NEWARK — The state has rejected Newark Mayor Luis Quintana's appointment to the police department as well as a host of other appointments based on lack of information and qualifications, according to three officials with knowledge of the move.

Hector Corchado, a former councilman who recently retired from the city's Taxi division was slated to be a deputy police director — a new position in the city government. The city did not provide adequate reasoning for why the position was necessary and until they do, the state said they would not approve the hire, officials said.

The officials who spoke to The Star-Ledger requested anonymity as they were not authorized to speak publicly about the moves.

Officials at the Department of Community Affairs declined to comment on specific cases.

"The DCA cannot and will not discuss individuals under consideration," said spokeswoman Tammori Petty in a statement. "However, we can verify that we have not received information from the City as to why an added administrative Deputy Police Director position is necessary when boots are needed on the ground. Until we receive information supporting that the position is needed, no requests to fill the position will be approved."

Because Newark took roughly $32 million in emergency aid from the state in 2011 and 2012, the city is operating under a memorandum of understanding with Local Government Services, a division of the state Department of Community Affairs. The memorandum, approved by the Newark City Council while Quintana was a member, requires the city to get approval for virtually any hire in city government.

Just weeks after Quintana took over from former Mayor Cory Booker he axed a host of Booker's directors, including Susan Jacobucci, the director of finance.
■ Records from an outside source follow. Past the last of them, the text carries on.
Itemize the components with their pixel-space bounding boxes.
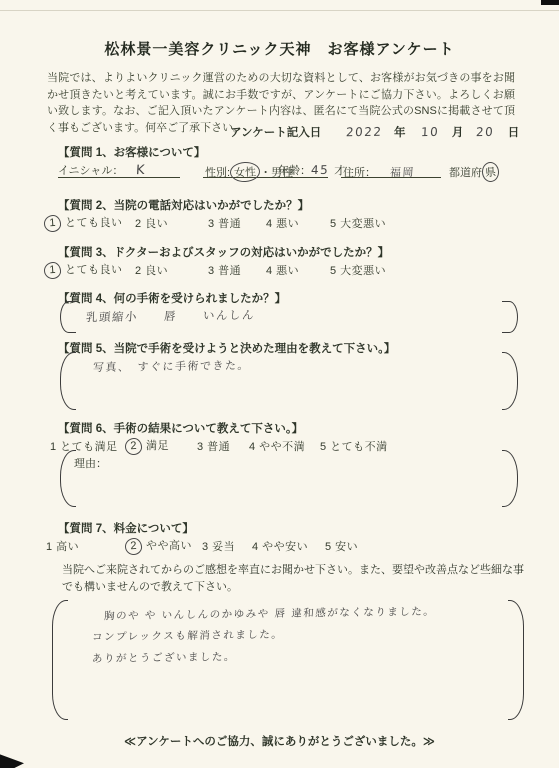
q7-option-3: 3妥当 xyxy=(202,538,235,554)
q1-address-circled: 県 xyxy=(481,162,499,183)
q2-option-3: 3普通 xyxy=(208,215,241,231)
q1-gender-selected: 女性 xyxy=(230,161,261,183)
q3-header: 【質問 3、ドクターおよびスタッフの対応はいかがでしたか？】 xyxy=(58,244,389,260)
q1-address-prefix: 都道府 xyxy=(449,167,482,179)
q3-option-1: 1とても良い xyxy=(44,261,123,279)
q1-gender-label: 性別: xyxy=(205,167,230,179)
q1-header: 【質問 1、お客様について】 xyxy=(58,144,205,160)
q3-option-2: 2良い xyxy=(135,262,168,278)
q3-option-5: 5大変悪い xyxy=(330,262,386,278)
q7-option-2: 2やや高い xyxy=(125,537,192,555)
q2-option-4: 4悪い xyxy=(266,215,299,231)
q4-answer: 乳頭縮小 唇 いんしん xyxy=(86,307,256,325)
q1-address-field: 住所：福岡都道府県 xyxy=(343,162,499,182)
scan-fold-line xyxy=(0,10,559,11)
survey-scan-page: 松林景一美容クリニック天神 お客様アンケート 当院では、よりよいクリニック運営の… xyxy=(0,0,559,768)
q7-option-5: 5安い xyxy=(325,538,358,554)
scan-artifact-top-right xyxy=(541,0,559,5)
q3-option-4: 4悪い xyxy=(266,262,299,278)
date-month-unit: 月 xyxy=(452,127,464,139)
feedback-line-2: コンプレックスも解消されました。 xyxy=(92,627,284,645)
q7-option-4: 4やや安い xyxy=(252,538,308,554)
q6-reason-box: 理由： xyxy=(60,450,518,507)
q4-box-right-bracket xyxy=(502,301,518,333)
q1-initial-label: イニシャル： xyxy=(58,165,123,177)
date-year-unit: 年 xyxy=(394,127,406,139)
date-year-value: 2022 xyxy=(346,125,383,140)
date-day-unit: 日 xyxy=(508,127,520,139)
q1-initial-value: K xyxy=(136,163,147,178)
date-line: アンケート記入日 2022 年 10 月 20 日 xyxy=(230,124,519,140)
q3-option-3: 3普通 xyxy=(208,262,241,278)
feedback-prompt: 当院へご来院されてからのご感想を率直にお聞かせ下さい。また、要望や改善点など些細… xyxy=(62,562,524,595)
feedback-box: 胸のや や いんしんのかゆみや 唇 違和感がなくなりました。 コンプレックスも解… xyxy=(52,600,524,720)
q7-option-1: 1高い xyxy=(46,538,79,554)
q1-fields: イニシャル： K xyxy=(58,162,146,178)
q7-header: 【質問 7、料金について】 xyxy=(58,520,194,536)
footer-thanks: ≪アンケートへのご協力、誠にありがとうございました。≫ xyxy=(0,733,559,749)
feedback-box-right-bracket xyxy=(508,600,524,720)
date-label: アンケート記入日 xyxy=(230,127,321,139)
date-day-value: 20 xyxy=(476,125,495,139)
q6-reason-label: 理由： xyxy=(74,455,107,471)
feedback-line-3: ありがとうございました。 xyxy=(92,649,237,666)
q2-header: 【質問 2、当院の電話対応はいかがでしたか？】 xyxy=(58,197,309,213)
page-title: 松林景一美容クリニック天神 お客様アンケート xyxy=(0,38,559,59)
q5-box-right-bracket xyxy=(502,352,518,410)
q1-address-value: 福岡 xyxy=(390,164,416,180)
q4-box-left-bracket xyxy=(60,301,76,333)
q2-option-1: 1とても良い xyxy=(44,214,123,232)
q1-address-label: 住所： xyxy=(343,167,376,179)
feedback-box-left-bracket xyxy=(52,600,68,720)
q6-header: 【質問 6、手術の結果について教えて下さい。】 xyxy=(58,420,303,436)
date-month-value: 10 xyxy=(420,125,439,139)
feedback-line-1: 胸のや や いんしんのかゆみや 唇 違和感がなくなりました。 xyxy=(104,604,436,624)
q1-age-label: 年齢： xyxy=(278,165,311,177)
q5-box-left-bracket xyxy=(60,352,76,410)
q5-answer: 写真、 すぐに手術できた。 xyxy=(93,357,251,375)
q1-age-field: 年齢：45才 xyxy=(278,162,345,178)
q2-option-2: 2良い xyxy=(135,215,168,231)
q4-answer-box: 乳頭縮小 唇 いんしん xyxy=(60,301,518,333)
q6-box-right-bracket xyxy=(502,450,518,507)
q1-age-value: 45 xyxy=(311,163,330,177)
q2-option-5: 5大変悪い xyxy=(330,215,386,231)
q5-answer-box: 写真、 すぐに手術できた。 xyxy=(60,352,518,410)
scan-artifact-bottom-left xyxy=(0,752,24,768)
Her proposed replacement, Danielle Smith, was also conditionally rejected the officials said.

If the state receives more information, they may eventually approve the hires, but for now they have been scuttled.

State officials met with Quintana Friday to discuss the moves. Quintana said today he had not heard about the rejections. He said he stressed the need to make the appointments during the Friday meeting.

"We just told them we had a lot of things we're doing," Quintana said. "We want to be prepared. We also want to get good government to the people of Newark."